» Kreuzdorngewächse

Faulbaum, Pulverholz

Rhámnus frángula L. (griech. rhámnus = Name für verschiedene Kreuzdornarten,
lat. frángere = brechen)
Familie Kreuzdorngewächse (Rhamnáceae)

Der Faulbaum ist in Europa, Vorder- und Mittelasien beheimatet. Sein Verbreitungsgebiet reicht im Norden bis Sibirien, im Süden bis Nordafrika.

Der Faulbaum wächst als bis zu 3 m hoher Strauch oder kleinerer Baum und stellt wenig Ansprüche an den Boden. Seine Rinde ist glatt, dunkelbraun und trägt an jungen Zweigen längliche Korkwarzen.

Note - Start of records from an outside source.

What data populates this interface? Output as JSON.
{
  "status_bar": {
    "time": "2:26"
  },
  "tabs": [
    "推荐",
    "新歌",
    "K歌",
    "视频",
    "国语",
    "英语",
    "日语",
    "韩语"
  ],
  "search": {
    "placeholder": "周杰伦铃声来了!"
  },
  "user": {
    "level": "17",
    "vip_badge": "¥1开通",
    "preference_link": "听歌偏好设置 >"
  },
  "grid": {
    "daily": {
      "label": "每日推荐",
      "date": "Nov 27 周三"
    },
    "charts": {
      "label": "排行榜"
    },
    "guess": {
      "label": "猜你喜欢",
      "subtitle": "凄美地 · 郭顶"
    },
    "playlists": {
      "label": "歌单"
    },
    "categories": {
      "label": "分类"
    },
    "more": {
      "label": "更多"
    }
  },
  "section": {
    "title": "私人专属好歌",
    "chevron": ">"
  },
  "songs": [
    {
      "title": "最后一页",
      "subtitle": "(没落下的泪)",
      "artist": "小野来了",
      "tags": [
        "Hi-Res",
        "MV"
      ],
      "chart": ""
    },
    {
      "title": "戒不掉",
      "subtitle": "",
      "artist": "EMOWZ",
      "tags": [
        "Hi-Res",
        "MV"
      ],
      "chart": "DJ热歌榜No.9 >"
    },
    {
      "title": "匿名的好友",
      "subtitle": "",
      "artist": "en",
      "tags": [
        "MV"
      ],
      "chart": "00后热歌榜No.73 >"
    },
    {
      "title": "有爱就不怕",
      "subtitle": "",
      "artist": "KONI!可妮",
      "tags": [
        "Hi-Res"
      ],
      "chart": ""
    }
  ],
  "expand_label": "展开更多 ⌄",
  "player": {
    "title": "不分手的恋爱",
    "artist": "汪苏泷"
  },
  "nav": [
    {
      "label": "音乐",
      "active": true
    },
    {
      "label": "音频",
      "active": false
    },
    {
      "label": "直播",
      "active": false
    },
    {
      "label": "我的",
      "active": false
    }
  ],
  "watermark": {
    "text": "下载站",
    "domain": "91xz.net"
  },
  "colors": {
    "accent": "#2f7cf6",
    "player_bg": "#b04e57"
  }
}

Die abgezogene Rinde verbreitet einen fauligen Geruch, was ihm den Namen Faulbaum eingetragen hat. Würde man die frische Rinde einnehmen, führte das zu Magen- und Darmbeschwerden und zum Erbrechen. Wird die Rinde jedoch 1 Jahr lang gelagert, oxidieren die Wirkstoffe zu Anthrachinonen und der Tee daraus gekocht wirkt nur auf den Dickdarm abführend und schonend auf die empfindlicheren Darmteile.

Mit der Rinde färbte man früher Haare und erzielte eine gelbbraune bis rotbraune Tönung. Auch zum Färben von Stoffen wurde die Rinde verwendet.

Die Blätter sind eiförmig an kurzen meist behaarten Stielen sitzend und dienen den Raupen des Zitronenfalters als Futterpflanze.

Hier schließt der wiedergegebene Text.